The time to object has long since passed. Certainly, the defendant questioned the viability of loss of use damages during the chambers conference, and the court itself expressed doubt on whether the claim was supported by sufficient evidence. No definitive conclusion was ever reached, however, and no specific objection was ever made. Indeed, at one point defense counsel expressed an intent to review the matter during the overnight break. The issue was never revisited. Moreover, the transcript of the chambers conference ends with counsel agreeing to release the stenographer, continue discussions off the record and reconvene the next day to put objections on the record. None were later recorded. Accordingly, we conclude that the defendant never preserved his challenge to the loss of use claim.

The defendant also contends that the plaintiff’s failure to mitigate his damages by making reasonable use of his property for sporadic hiking and camping after the trees were cut bars his claim. To the extent the defendant made this argument below, he advanced it for the first time in a post-trial motion to set aside the verdict. He never sought dismissal of the claim prior to its submission to the jury, nor did he ever request a mitigation instruction for the jury. He cannot now complain. See Maloof v. Bonser, 145 N.H. 650, 654 (2000).

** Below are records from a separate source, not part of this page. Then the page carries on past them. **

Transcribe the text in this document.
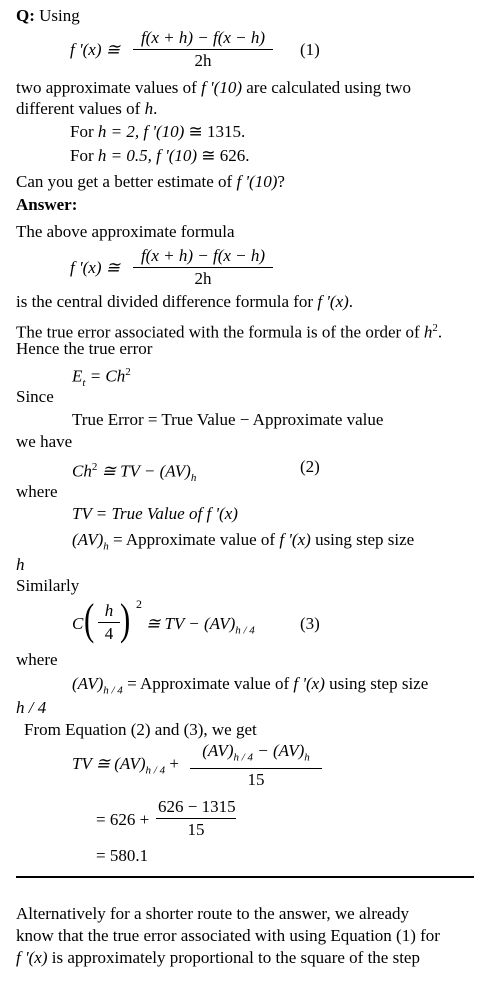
Q: Using
f '(x) ≅
f(x + h) − f(x − h)
2h
(1)
two approximate values of f '(10) are calculated using two
different values of h.
For h = 2, f '(10) ≅ 1315.
For h = 0.5, f '(10) ≅ 626.
Can you get a better estimate of f '(10)?
Answer:
The above approximate formula
f '(x) ≅
f(x + h) − f(x − h)
2h
is the central divided difference formula for f '(x).
The true error associated with the formula is of the order of $h^2$.
Hence the true error
$E_t = Ch^2$
Since
True Error = True Value − Approximate value
we have
Ch$^2$ ≅ TV − $(AV)_h$
(2)
where
TV = True Value of f '(x)
$(AV)_h$ = Approximate value of f '(x) using step size
h
Similarly
C ( h
4 ) 2
≅ TV − $(AV)_{h / 4}$	(3)
where
$(AV)_{h / 4}$ = Approximate value of f '(x) using step size
h / 4
From Equation (2) and (3), we get
TV ≅ $(AV)_{h / 4}$ +
$(AV)_{h / 4} - (AV)_h$
15
= 626 +
626 − 1315
15
= 580.1
Alternatively for a shorter route to the answer, we already
know that the true error associated with using Equation (1) for
f '(x) is approximately proportional to the square of the step
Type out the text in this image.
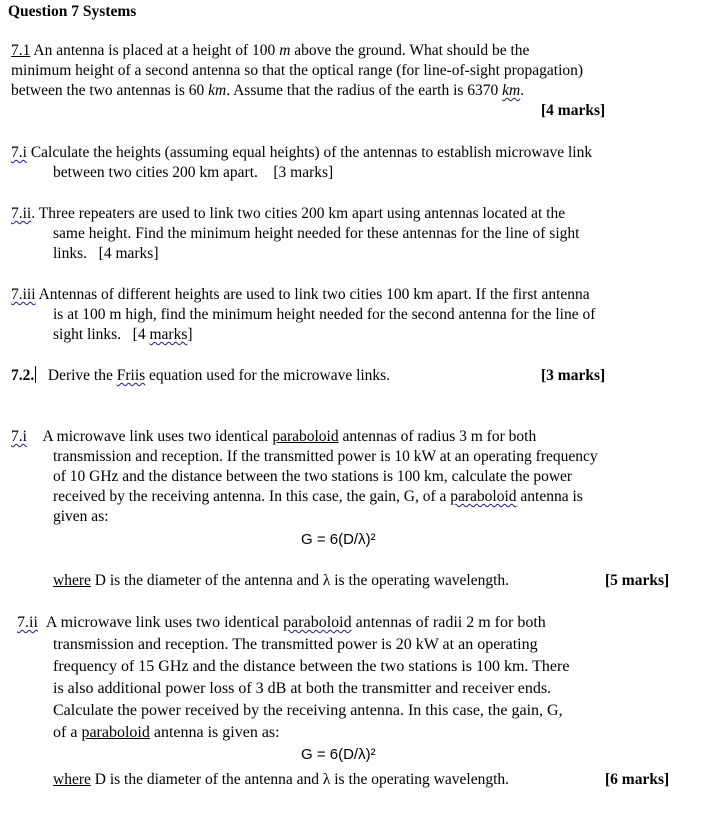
Question 7 Systems
7.1 An antenna is placed at a height of 100 m above the ground. What should be the
minimum height of a second antenna so that the optical range (for line-of-sight propagation)
between the two antennas is 60 km. Assume that the radius of the earth is 6370 km.
[4 marks]
7.i Calculate the heights (assuming equal heights) of the antennas to establish microwave link
between two cities 200 km apart. [3 marks]
7.ii. Three repeaters are used to link two cities 200 km apart using antennas located at the
same height. Find the minimum height needed for these antennas for the line of sight
links. [4 marks]
7.iii Antennas of different heights are used to link two cities 100 km apart. If the first antenna
is at 100 m high, find the minimum height needed for the second antenna for the line of
sight links. [4 marks]
7.2. Derive the Friis equation used for the microwave links.	[3 marks]
7.i A microwave link uses two identical paraboloid antennas of radius 3 m for both
transmission and reception. If the transmitted power is 10 kW at an operating frequency
of 10 GHz and the distance between the two stations is 100 km, calculate the power
received by the receiving antenna. In this case, the gain, G, of a paraboloid antenna is
given as:
G = 6(D/λ)²
where D is the diameter of the antenna and λ is the operating wavelength.	[5 marks]
7.ii A microwave link uses two identical paraboloid antennas of radii 2 m for both
transmission and reception. The transmitted power is 20 kW at an operating
frequency of 15 GHz and the distance between the two stations is 100 km. There
is also additional power loss of 3 dB at both the transmitter and receiver ends.
Calculate the power received by the receiving antenna. In this case, the gain, G,
of a paraboloid antenna is given as:
G = 6(D/λ)²
where D is the diameter of the antenna and λ is the operating wavelength.	[6 marks]
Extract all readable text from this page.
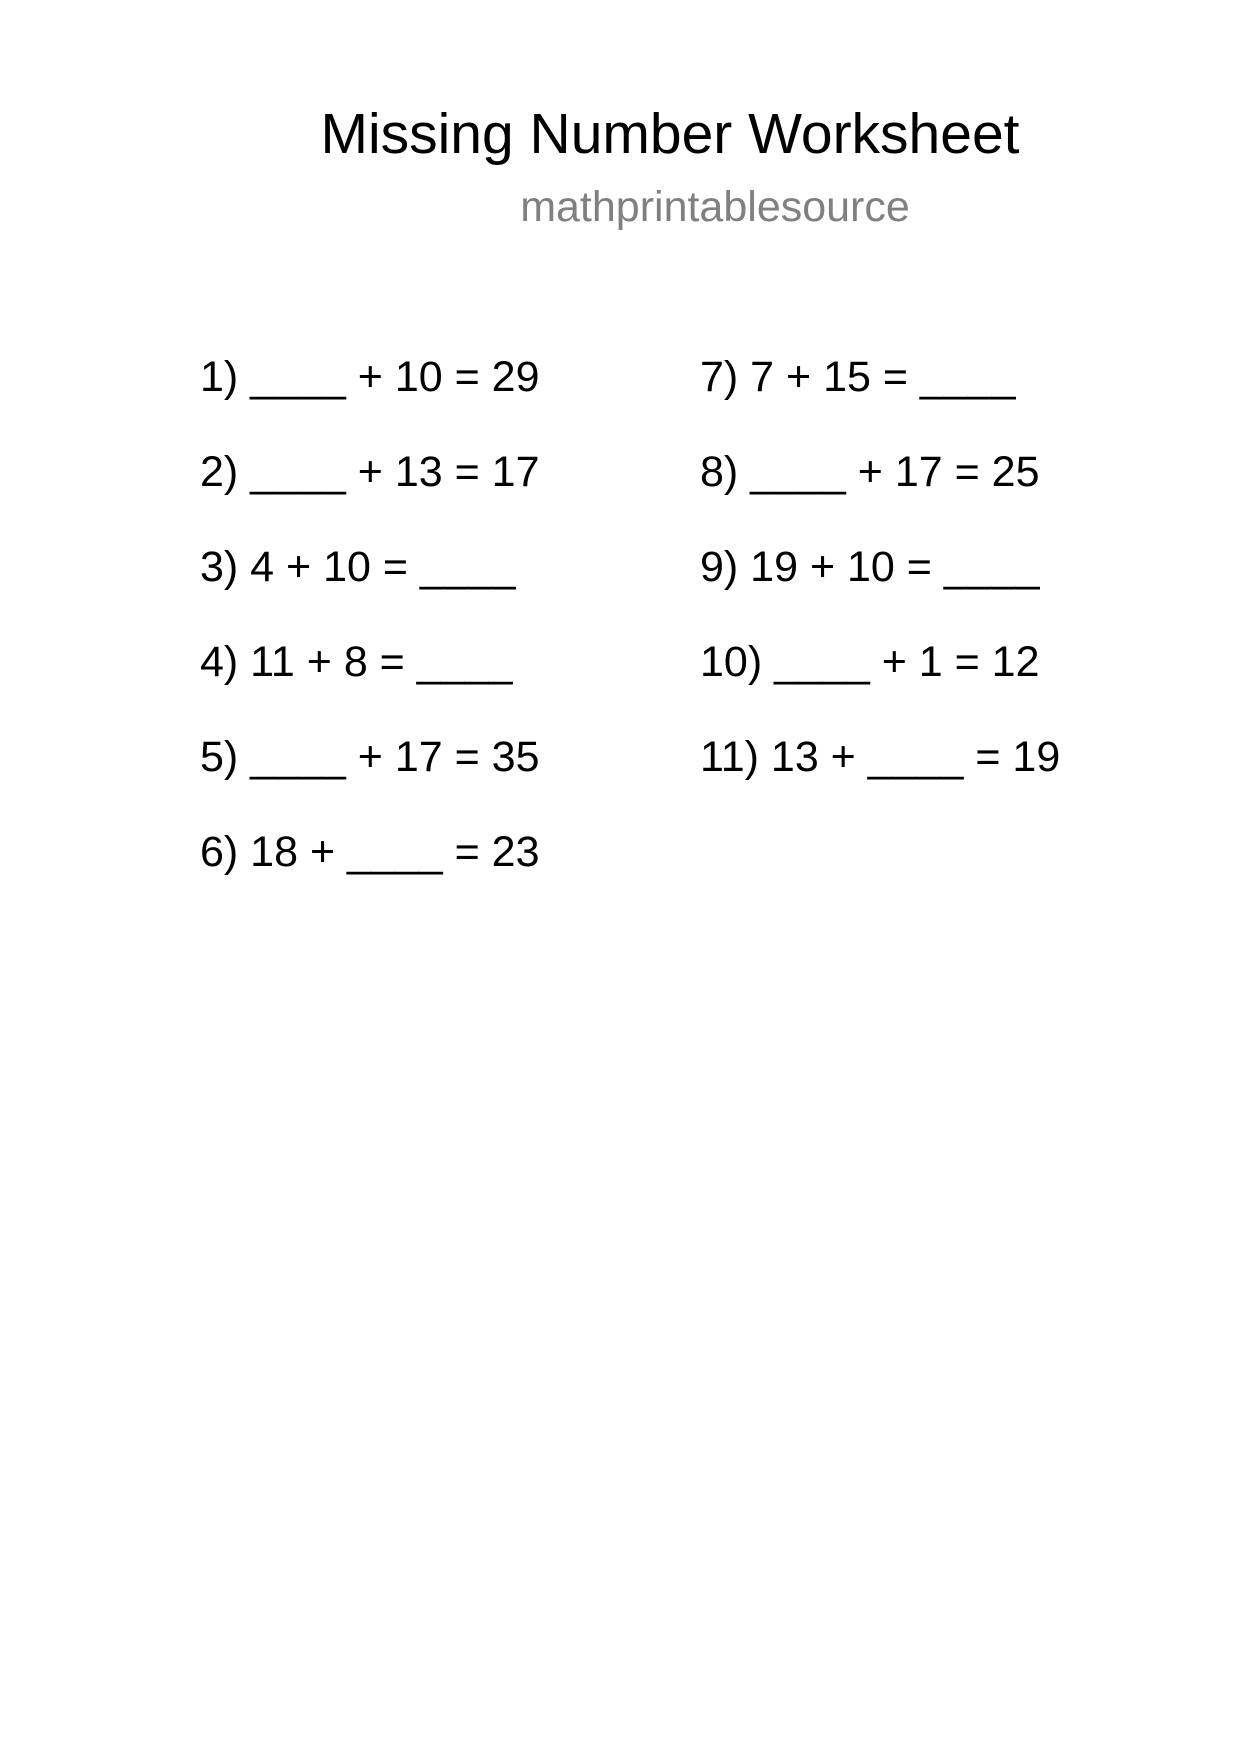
Missing Number Worksheet
mathprintablesource
1) ____ + 10 = 29
2) ____ + 13 = 17
3) 4 + 10 = ____
4) 11 + 8 = ____
5) ____ + 17 = 35
6) 18 + ____ = 23
7) 7 + 15 = ____
8) ____ + 17 = 25
9) 19 + 10 = ____
10) ____ + 1 = 12
11) 13 + ____ = 19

The defendant next challenges the loss of use award on the basis that the jury verdict was internally inconsistent. He contends that the trial court should have set aside the award because it was at odds with the jury’s decision not to award damages for diminution in value of the plaintiff’s land or the cost to replace the harvested trees. The special verdict form, however, expressly advised the jury that it could award compensatory damages for loss of use in addition to any award provided for either diminution in land value or replanting costs. The defendant never alerted the trial court to the possibility that the verdict form, as followed, could result in an alleged inconsistent verdict. Accordingly, it is too late to raise this argument now.

IV

Finally, the defendant challenges the damages awarded to repair Cobble Hill Road contending that no legal basis supports the award. At trial, the defendant argued that awarding the plaintiff costs to repair the town road would constitute a windfall because the road, even if fixed, could return to its current condition since it is used as a skidder road and the plaintiff has no right to limit its use. Construing his arguments on appeal as mirroring his argument preserved below, we reject it.

Testimony at trial revealed that the base of Cobble Hill Road was previously used for logging, that the remainder of the road appeared to be virtually unused, and that the entire road leading to the plaintiff’s property was passable by vehicle without use of four-wheel drive. After the defendant’s trespass, however, the road was rendered virtually impassable by car. Further, because it is a class VI road, the town has no obligation to maintain it. See Stevens v. Town of Goshen, 141 N.H. 219, 223 (1996); RSA 229:5, VI, VII (Supp. 2002); RSA 231:93 (1993). Thus, the evidence supports the conclusion that the plaintiff was left with the financial burden of restoring Cobble Hill Road to its pre-trespass condition. Moreover, the damages awarded are sufficiently supported by the evidence. Phillips v. Verax Corp., 138 N.H. 240, 247 (1994) (mathematical certainty not required in computation of damages).

We have considered the defendant’s remaining arguments and find them to be without merit and warranting no further discussion. Vogel v. Vogel, 137

N.H. 321, 322 (1993).

Affirmed.

BROCK, C.J., and NADEAU, DALIANIS and DUGGAN, JJ., concurred.